This is a sauce built on reduction and patience, not technique. You roast plum tomatoes and red peppers until their edges blacken and their liquid concentrates into something with actual backbone. Toasted cumin, smoked paprika, walnuts for body, olive oil for cohesion. The result is thick, slightly smoky, and acidic in a way that doesn’t fade when you reheat it. It holds across proteins, across cooking methods, across the whole week.
Why you’ll love this recipe
Ingredient Notes
The full roster: nothing that requires a specialty run, everything that rewards patience.
- Plum tomatoes : The base. Plum tomatoes have lower water content than beefsteak and more flesh relative to seed and skin — that matters when you’re reducing. Use 1 kg, halved, placed cut-side down on the sheet pan so the surface caramelizes rather than steams.
- Red bell peppers : Two peppers, halved and seeded. They add sweetness and structural body without adding liquid. Roasted alongside the tomatoes, the edges blacken and char in a way that brings depth the tomatoes alone don’t have.
- Walnuts : Forty grams, toasted in a dry pan until they smell nutty, about four minutes. They thicken the sauce and give it a texture that doesn’t turn watery when reheated. Don’t skip the toasting — raw walnuts contribute almost nothing here.
- Smoked paprika : One teaspoon. Not sweet, not hot. Smoked. It adds a low-level warmth that reads as complexity rather than spice. More than a teaspoon and it dominates everything else.
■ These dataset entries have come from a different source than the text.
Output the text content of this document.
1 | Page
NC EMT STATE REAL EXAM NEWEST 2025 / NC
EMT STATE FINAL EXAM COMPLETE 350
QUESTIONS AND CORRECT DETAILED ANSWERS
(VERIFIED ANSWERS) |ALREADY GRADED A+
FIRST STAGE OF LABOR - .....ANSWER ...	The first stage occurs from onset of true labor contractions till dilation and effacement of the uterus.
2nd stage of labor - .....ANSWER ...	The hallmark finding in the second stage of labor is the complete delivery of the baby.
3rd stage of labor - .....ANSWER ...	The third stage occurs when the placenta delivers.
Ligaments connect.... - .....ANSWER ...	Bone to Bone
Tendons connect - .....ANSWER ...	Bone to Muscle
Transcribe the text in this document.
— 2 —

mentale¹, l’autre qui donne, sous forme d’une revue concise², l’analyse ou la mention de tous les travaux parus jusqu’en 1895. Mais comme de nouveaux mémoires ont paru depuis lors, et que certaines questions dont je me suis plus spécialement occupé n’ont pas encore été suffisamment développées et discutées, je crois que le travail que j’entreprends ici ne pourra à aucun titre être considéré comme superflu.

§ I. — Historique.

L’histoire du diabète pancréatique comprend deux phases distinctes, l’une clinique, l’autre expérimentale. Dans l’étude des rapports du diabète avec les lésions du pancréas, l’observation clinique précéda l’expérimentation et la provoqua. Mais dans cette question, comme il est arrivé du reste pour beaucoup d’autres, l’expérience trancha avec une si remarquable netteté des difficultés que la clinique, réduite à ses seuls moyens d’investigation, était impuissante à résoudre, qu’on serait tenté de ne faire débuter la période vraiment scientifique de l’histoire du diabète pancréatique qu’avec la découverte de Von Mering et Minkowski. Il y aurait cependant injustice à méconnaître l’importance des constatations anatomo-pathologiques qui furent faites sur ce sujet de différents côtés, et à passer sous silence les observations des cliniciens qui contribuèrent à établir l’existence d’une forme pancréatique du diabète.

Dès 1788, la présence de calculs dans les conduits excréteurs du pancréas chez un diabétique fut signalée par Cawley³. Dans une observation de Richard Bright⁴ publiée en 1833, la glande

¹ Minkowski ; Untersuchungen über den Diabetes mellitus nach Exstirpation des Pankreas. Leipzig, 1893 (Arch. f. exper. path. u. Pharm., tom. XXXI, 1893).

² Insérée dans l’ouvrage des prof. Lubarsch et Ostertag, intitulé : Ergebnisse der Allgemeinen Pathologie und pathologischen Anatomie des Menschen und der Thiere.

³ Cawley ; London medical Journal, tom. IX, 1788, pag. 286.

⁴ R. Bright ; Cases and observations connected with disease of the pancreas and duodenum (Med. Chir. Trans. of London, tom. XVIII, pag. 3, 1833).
- Cumin seeds : Half a teaspoon, toasted alongside the walnuts in the final ninety seconds. Whole seeds release more slowly than ground, which is exactly what you want in a sauce that sits in the fridge for days.
- Extra-virgin olive oil : Three tablespoons, stirred in off the heat before you blend. This is what gives the sauce its sheen and keeps it from tasting flat after refrigeration. Neutral oil will not do the same thing.
Turn the Oven to 220°C and Don’t Second-Guess It
High heat is the mechanism, not the setting. You want the cut faces of the tomatoes to caramelize and the pepper skin to blister — not steam, not soften slowly, not cook through gently. Line a sheet pan with parchment. Place the halved tomatoes cut-side down and the pepper halves skin-side up. Scatter six unpeeled garlic cloves around them. Slide the pan into the top third of the oven and close the door. Don’t add liquid. Don’t cover anything. The vegetables need direct, dry heat to concentrate. After twenty minutes the kitchen will smell of roasted acidity and something faintly sweet. That’s correct. Leave them for another ten.
Let the Pan Sit — Five Minutes, Uninterrupted
Pull the pan out. The tomatoes will have collapsed and released a dark, near-syrupy juice pooled at their bases. The pepper skins will be black and blistered in places. Tent the peppers loosely with foil and leave them for five minutes. The trapped steam does the work of loosening the skin — after that, it slips off cleanly without tearing. Meanwhile, squeeze the roasted garlic from its papery skin directly into the pot you’ll use for simmering. The flesh will be soft and golden, with none of the sharpness raw garlic carries. That transformation is exactly why you roasted them unpeeled.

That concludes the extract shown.